Log file may be huge and processing it may take quite a while. To follow our non-blocking policy we create another log file and log queries to another file while processing first log file. We can repeat this as many times as we want to have the last log file reasonably small. Number of logs created for split is defined by "Q/internal/sharding/iterations" config value and defaults to 2.

When processing the last log it is important to make sure that new queries are not run. To ensure this we add "Db/upcoming/CONNECTIONNAME/block": true and wait for config update. After all processes receive update, attempt to make non-select query to this shard raises exception Db_Exception_Blocked. Now it's safe to quickly process the last log and be sure that no more logging is necessary.

Reset config

After last log is processed new indexes and shard connection information shall provided to application. Information about shardsing is stored in the files named after "Q/internal/sharding/upcoming" config key. In the end of file name right before extension script adds current timestamp in the format "yyyymmddThhmmss". So typical file name would be "Db/config/shards20150229T184321.json".

New shards information as well as new partitions are merged to previos config and written with the new name. Be careful as some shard names can be overwritten with new shards config. In any case old shards config file remains ontouched.

The old shards config file is removed from "Q/configFiles" config key in "Q/config/bootstrap.json" and the new is added. Also, "Db/config/upcoming.json" is removed from "Q/configFiles" config key and cleared. The last action also removes blocks from shards and let application operate with new shards.

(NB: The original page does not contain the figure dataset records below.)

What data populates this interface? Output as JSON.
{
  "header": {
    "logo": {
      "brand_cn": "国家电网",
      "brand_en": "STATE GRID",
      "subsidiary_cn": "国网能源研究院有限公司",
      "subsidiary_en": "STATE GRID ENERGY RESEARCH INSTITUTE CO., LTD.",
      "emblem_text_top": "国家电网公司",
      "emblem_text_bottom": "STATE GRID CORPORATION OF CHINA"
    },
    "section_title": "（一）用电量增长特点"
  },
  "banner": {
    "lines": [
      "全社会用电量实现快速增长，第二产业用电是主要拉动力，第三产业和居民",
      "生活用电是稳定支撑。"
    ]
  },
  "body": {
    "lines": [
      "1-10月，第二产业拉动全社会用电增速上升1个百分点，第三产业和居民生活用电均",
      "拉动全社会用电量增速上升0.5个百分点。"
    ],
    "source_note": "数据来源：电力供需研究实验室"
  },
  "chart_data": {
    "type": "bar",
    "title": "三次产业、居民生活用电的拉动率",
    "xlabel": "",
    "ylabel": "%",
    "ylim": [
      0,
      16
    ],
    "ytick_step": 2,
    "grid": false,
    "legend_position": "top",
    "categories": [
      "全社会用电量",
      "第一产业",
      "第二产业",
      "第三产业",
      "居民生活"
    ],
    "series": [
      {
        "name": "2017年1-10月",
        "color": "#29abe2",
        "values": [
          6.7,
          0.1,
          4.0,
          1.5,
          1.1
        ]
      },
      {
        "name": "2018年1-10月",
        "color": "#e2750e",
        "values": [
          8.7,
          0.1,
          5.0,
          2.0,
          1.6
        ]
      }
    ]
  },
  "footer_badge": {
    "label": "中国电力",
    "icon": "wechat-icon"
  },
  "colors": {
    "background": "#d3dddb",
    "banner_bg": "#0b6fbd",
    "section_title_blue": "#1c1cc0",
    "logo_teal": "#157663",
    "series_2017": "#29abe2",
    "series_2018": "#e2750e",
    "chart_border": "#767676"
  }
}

After short timeout the application is ready to work with new shards and the old one can be safely dropped in the database.

Partition schemes

We developed two basic schemes to organize shards - direct product of arrays of points and linear order.

Direct product allows us to work with shards in a very efficient manner. We can separate fields and determine applicable points ranges per field and then get direct product of found separated points. Different implementations of such method work very fast and provide exact result for unique row, array queries and range queries. On the other hand, if some shard is overloaded and you want to split it to two new shards you need to split the full "layer", including the shards which may not be full. In other words, if you organize shards as a matrix, then to split single shard you have to split all the shards from the entire some matrix column.

The linear sharding algorithm orders all points linearly in lexicographical order considering each hash as single letter. This method is slower and in rare cases when querying ranges it touches more shards than necessary. However, whenever single shard is overloaded you can easily split is to two ormore without worrying about other shards.

The speed of sharding algorithm is negligible compared to speed of the actual query, which requires I/O. Also, the number of shards used in production should be kept minimal to save on hardware. For these reasons, this linear sharding algorithm was chosen.

Different methods and implementations can be examined in Query.php.xxx files in the QP/classes folder of Qbix Platform.